Se è vero che anche le precedenti celebrazioni - nel 1911 e nel 1961 - si svolsero nel segno della disunità, queste del prossimo anno rischiano di saltare del tutto: anche per scarsa convinzione - da parte dei seguaci di Bossi, ma non solo - che vi sia qualcosa da festeggiare. Ora il nuovo contrasto, di cui non erano mancate le avvisaglie. Ma conviene procedere per ordine. Ciampi scrive una lettera di dimissioni a Berlusconi e Bondi dai toni molto sereni («Negli ultimi tempi sto avvertendo una riduzione delle mie energie, che si traduce in un senso di affaticamento, fisico e psicologico. Nulla di grave. Tutto in linea con... i dati anagrafici»). Una missiva che in sostanza riconosce al governo il merito di avere avviato le celebrazioni, e che dunque sembra sgombrare il campo da ogni malizia (ora, per la sua successione alla presidenza, si fanno i nomi di Giovanni Conso, Lamberto Maffei e Giuliano Amato).
Però alcuni "saggi" del comitato colgono l´occasione per annunciare il proprio ritiro. Tra questi Dacia Maraini, che sul sito dell´Espresso dichiara: «Con il passare dei mesi il ruolo del comitato è stato svuotato. Non contavamo più niente, non potevamo decidere niente. Mi sembrava poco dignitoso restare lì a fare la foglia di fico e così ho mandato una mail a Zagrebelsky, anche lui preoccupato per la deriva del nostro lavoro, dicendogli: "Ma che ci stiamo a fare?". Zagrebelsky ha scritto una lettera di dimissioni piuttosto dura e motivata, che è stata firmata da me, da Gregoretti e da Boneschi». Zagrebelsky mostra cautela: «È solo una situazione in movimento, la lettera è un documento privato». Di più lo studioso non vuole dire, anche perché «tradirei la riservatezza di altri membri del comitato».
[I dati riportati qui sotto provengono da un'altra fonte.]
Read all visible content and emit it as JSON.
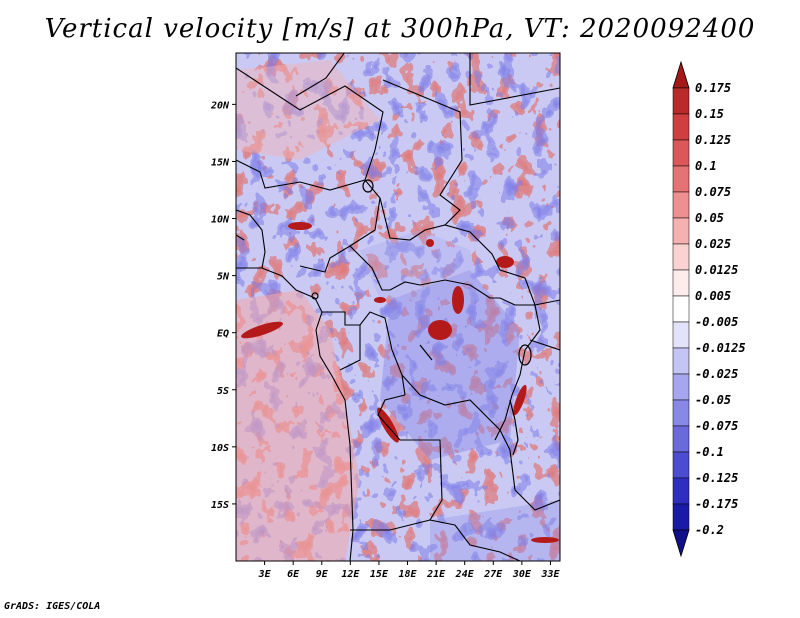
{
  "title": "Vertical velocity [m/s] at 300hPa, VT: 2020092400",
  "credit": "GrADS: IGES/COLA",
  "map": {
    "lat_labels": [
      "20N",
      "15N",
      "10N",
      "5N",
      "EQ",
      "5S",
      "10S",
      "15S"
    ],
    "lat_values": [
      20,
      15,
      10,
      5,
      0,
      -5,
      -10,
      -15
    ],
    "lon_labels": [
      "3E",
      "6E",
      "9E",
      "12E",
      "15E",
      "18E",
      "21E",
      "24E",
      "27E",
      "30E",
      "33E"
    ],
    "lon_values": [
      3,
      6,
      9,
      12,
      15,
      18,
      21,
      24,
      27,
      30,
      33
    ],
    "lon_range": [
      0,
      34
    ],
    "lat_range": [
      -20,
      24.5
    ]
  },
  "colorbar": {
    "labels": [
      "0.175",
      "0.15",
      "0.125",
      "0.1",
      "0.075",
      "0.05",
      "0.025",
      "0.0125",
      "0.005",
      "-0.005",
      "-0.0125",
      "-0.025",
      "-0.05",
      "-0.075",
      "-0.1",
      "-0.125",
      "-0.175",
      "-0.2"
    ],
    "colors": [
      "#a51818",
      "#bb2a2a",
      "#cf3f3f",
      "#dc5858",
      "#e67373",
      "#ee9090",
      "#f5b0b0",
      "#fad2d2",
      "#fdecec",
      "#ffffff",
      "#e2e2fb",
      "#c4c4f5",
      "#a6a6ee",
      "#8888e6",
      "#6a6add",
      "#4c4cd2",
      "#2e2ec2",
      "#1a1aa8",
      "#10108a"
    ]
  }
}
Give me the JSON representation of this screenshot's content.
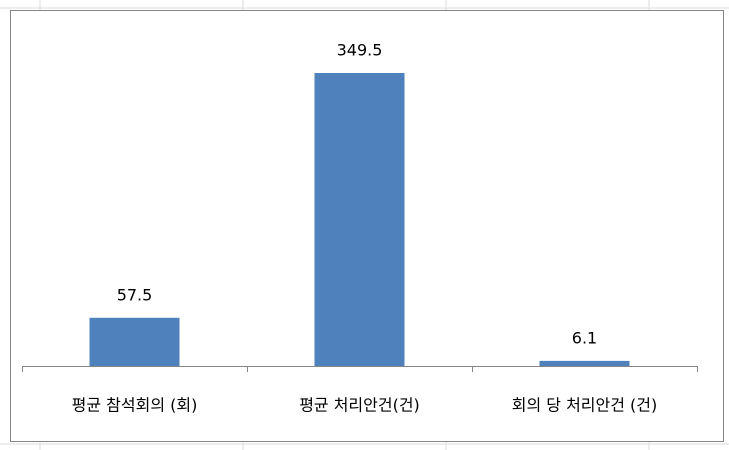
{
  "chart_data": {
    "type": "bar",
    "categories": [
      "평균 참석회의 (회)",
      "평균 처리안건(건)",
      "회의 당 처리안건 (건)"
    ],
    "values": [
      57.5,
      349.5,
      6.1
    ],
    "color": "#4f81bd"
  }
}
Quel che si percepisce è il sentimento di inutilità diffuso tra i "saggi", messi da parte dalle autorità che guidano le celebrazioni. La Maraini racconta di aver provato a impegnarsi in prima persona con due proposte, una rassegna di film sul Risorgimento e una serie di iniziative sulla lingua italiana. «Nessuno mi ha mai risposto. Poi improvvisamente ci è stato detto che non c´era più una lira, che non si poteva fare più niente. Abbiamo continuato a vederci lo stesso, sperando di sbloccare la situazione, ma è stato inutile. In tutte le nostre riunioni siamo riusciti ad approvare una sola cosa, un disegno con tre bandierine che sarà il logo delle celebrazioni».
Anche il programma finora definito - il restauro dei monumenti, un museo virtuale del Risorgimento, un paio di convegni e poche altre cose - era apparso a diversi membri del comitato molto debole, inadeguato a restituire il senso del processo unitario e di una storia lunga un secolo e mezzo. Un progetto che in sostanza restituiva la scarsa convinzione con cui l´attuale governo si predispone a omaggiare la data fondativa della nostra identità italiana.
Ma abbandonare oggi il comitato potrebbe avere conseguenze indesiderate. Il rischio è che saltino le celebrazioni o subiscano l´influenza di chi ancora crede che l´Italia sia "un´espressione geografica". È dai primi anni Novanta che alcune forze politiche oggi al governo mettono in discussione il processo storico unitario e l´assetto statuale dell´Italia. È anche per sottolineare il valore di un anniversario - contestato "con toni rozzi e inaccettabili", come dice la Maraini - che molti avevano accettato con entusiasmo di impegnarsi nelle celebrazioni. Ora però sembrano venute meno le condizioni per il proseguimento della collaborazione. Un bel pasticcio. Gli storici del futuro potranno usare anche questa vicenda come indicatore del debole stato di salute del nostro sentimento nazionale.